Economic pressures make a facilitated return to work difficult as people are expected to hit the ground running, even after an injury or illness. Another challenge is the quality of the medical and rehabilitation service in provincial hospitals, which is often the channel that is used during the rehabilitation process.
Workplace support
These and other challenges can be curbed by investing resources into adequate workplace rehabilitation solutions, which differ from industry to industry.
While some industries such as the mining industry offer in-house rehabilitation services, most companies outsource to manage the associated costs. Some larger companies also offer in-house support.
Psychiatric conditions are prevalent in the financial industries and wellness support in this context is therefore imperative. Integrated wellness programmes play a big role in general workplace support.

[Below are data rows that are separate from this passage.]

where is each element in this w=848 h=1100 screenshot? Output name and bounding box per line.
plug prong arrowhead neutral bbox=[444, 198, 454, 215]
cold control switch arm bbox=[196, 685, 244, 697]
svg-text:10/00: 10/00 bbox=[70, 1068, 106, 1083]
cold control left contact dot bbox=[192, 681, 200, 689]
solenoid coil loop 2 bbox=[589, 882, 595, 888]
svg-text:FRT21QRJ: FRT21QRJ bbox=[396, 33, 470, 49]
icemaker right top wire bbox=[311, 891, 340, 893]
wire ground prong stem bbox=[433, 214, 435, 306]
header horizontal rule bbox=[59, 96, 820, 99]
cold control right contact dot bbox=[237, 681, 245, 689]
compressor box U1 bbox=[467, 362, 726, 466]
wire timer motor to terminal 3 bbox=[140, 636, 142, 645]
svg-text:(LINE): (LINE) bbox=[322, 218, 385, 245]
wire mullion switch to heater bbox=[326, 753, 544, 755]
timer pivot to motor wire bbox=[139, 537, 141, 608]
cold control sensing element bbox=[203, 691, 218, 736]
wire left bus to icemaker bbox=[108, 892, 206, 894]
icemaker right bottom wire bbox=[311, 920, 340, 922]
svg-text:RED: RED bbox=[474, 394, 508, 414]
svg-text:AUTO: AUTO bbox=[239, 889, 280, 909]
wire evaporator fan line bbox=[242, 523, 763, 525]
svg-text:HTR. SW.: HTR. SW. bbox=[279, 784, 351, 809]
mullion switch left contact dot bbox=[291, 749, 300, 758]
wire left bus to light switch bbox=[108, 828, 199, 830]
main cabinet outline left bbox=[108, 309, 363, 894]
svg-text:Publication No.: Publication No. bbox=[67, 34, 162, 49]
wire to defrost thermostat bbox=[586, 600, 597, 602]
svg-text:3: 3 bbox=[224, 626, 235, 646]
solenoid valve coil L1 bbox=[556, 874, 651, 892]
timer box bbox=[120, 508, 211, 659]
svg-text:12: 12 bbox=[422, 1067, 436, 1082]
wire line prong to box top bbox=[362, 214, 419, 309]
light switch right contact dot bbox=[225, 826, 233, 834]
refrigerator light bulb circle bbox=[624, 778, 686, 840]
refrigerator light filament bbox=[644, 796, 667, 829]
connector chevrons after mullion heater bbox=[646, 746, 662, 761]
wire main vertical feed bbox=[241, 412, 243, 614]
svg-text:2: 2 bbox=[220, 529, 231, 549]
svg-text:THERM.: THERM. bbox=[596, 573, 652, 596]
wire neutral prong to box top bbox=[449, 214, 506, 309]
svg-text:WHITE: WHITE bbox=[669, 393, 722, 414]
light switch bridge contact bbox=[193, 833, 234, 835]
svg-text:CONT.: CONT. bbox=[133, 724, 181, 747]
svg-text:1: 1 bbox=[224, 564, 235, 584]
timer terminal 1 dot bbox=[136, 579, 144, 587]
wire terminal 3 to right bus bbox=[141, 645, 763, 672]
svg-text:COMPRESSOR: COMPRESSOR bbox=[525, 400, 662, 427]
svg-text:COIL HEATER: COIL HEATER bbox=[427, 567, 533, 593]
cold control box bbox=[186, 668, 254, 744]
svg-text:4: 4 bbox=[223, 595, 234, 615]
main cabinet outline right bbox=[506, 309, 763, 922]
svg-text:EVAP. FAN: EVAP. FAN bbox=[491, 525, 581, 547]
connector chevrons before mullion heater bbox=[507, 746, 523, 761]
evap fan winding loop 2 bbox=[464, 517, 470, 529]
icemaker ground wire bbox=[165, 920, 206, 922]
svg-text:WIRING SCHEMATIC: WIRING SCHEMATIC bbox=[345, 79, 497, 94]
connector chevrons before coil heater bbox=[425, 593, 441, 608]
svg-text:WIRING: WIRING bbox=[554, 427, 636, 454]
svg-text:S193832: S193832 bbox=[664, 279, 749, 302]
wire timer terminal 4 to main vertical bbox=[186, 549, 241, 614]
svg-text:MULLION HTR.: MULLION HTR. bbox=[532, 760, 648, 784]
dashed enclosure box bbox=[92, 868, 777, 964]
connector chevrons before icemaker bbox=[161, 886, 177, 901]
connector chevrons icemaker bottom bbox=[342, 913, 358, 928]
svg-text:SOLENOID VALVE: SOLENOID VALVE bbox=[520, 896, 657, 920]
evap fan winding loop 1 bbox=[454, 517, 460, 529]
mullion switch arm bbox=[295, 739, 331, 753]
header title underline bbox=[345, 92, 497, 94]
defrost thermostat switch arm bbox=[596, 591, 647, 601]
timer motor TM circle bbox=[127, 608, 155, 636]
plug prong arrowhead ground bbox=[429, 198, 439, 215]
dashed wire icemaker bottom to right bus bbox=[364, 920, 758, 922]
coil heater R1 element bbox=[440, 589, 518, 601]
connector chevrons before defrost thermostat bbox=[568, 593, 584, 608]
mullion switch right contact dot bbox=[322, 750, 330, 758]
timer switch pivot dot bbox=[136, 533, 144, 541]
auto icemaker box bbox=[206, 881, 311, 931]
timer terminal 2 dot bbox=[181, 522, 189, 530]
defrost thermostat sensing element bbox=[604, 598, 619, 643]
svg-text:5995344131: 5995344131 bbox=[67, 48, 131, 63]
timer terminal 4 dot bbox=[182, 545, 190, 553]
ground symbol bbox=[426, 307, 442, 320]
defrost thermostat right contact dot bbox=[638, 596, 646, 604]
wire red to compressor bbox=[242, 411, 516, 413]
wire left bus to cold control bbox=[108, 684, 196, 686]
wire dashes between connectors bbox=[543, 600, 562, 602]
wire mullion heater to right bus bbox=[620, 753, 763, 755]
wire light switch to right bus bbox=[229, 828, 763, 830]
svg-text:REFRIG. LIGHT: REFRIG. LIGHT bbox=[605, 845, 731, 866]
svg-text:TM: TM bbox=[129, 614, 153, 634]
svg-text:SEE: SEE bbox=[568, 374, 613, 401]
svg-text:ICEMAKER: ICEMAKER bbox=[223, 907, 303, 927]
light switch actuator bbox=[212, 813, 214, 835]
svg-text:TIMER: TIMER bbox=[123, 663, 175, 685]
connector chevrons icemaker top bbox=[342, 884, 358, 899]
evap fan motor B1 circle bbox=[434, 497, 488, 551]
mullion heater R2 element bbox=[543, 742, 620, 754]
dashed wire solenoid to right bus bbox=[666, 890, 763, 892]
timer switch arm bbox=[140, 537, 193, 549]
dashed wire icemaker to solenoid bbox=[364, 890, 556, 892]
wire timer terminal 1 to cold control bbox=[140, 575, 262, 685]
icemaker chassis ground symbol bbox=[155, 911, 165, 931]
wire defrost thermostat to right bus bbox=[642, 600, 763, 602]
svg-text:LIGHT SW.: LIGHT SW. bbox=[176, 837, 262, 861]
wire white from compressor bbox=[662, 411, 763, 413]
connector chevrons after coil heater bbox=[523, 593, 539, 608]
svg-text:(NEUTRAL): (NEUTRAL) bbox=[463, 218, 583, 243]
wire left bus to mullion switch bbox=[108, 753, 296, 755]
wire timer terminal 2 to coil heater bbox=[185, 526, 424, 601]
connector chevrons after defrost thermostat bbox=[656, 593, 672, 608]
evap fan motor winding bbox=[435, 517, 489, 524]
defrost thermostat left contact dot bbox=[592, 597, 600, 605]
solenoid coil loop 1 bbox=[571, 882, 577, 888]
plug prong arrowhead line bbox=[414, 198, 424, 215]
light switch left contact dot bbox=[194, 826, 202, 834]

Because rehabilitation is so multi-faceted, it is advisable to draw on a network of rehabilitation specialists that can assist your CLIENT’S company with facets such as:
• Type of rehabilitation;
• Acute in-hospital rehabilitation;
• Sub-acute post-discharge rehabilitation;
• Work rehabilitation with the focus on managing the residual issues to ensure a return to work;
• Work hardening: this is rehabilitation within the workplace facilitating a successful return to work in a graded fashion so as to build up endurance after an injury or illness. This kind of rehabilitation is focussed on job tasks; and
• Re-skilling and re-training: where a person can no longer return to their own occupation, they can be re-skilled or re-trained to allow them to perform an alternative job.
Early rehabilitation and compliance to rehabilitation is of utmost importance in the outcome of a condition. Research has proven that the sooner the intervention commences, the more likely a person is to return to work within three months, and the shorter the claims payment duration is likely to be.
Making cover ‘a must have’
Part and parcel of the solution around workplace rehabilitation is accident and critical illness cover.
The financial impact of accidents and critical illness has ramifications for employers and employees alike: for the employer, this includes loss of productivity, absenteeism and operational pressure, while the effect on employees includes the cost of healthcare and accommodation as well as the adjustment resulting from the injury or illness.
Having a financial solution in place softens the blow of an already stressful situation, alleviating the burden of financial pressure. In financially difficult times, people see products such as accident and critical illness cover as “nice to haves” with the mind-set that “it will never happen to me”, which is why these incidents are often not budgeted for.
In this regard, making accident and critical illness cover compulsory for employees may in the long run help ease some of the burden of circumstances that are out of their control, and at the same time employees can benefit from group benefits rates.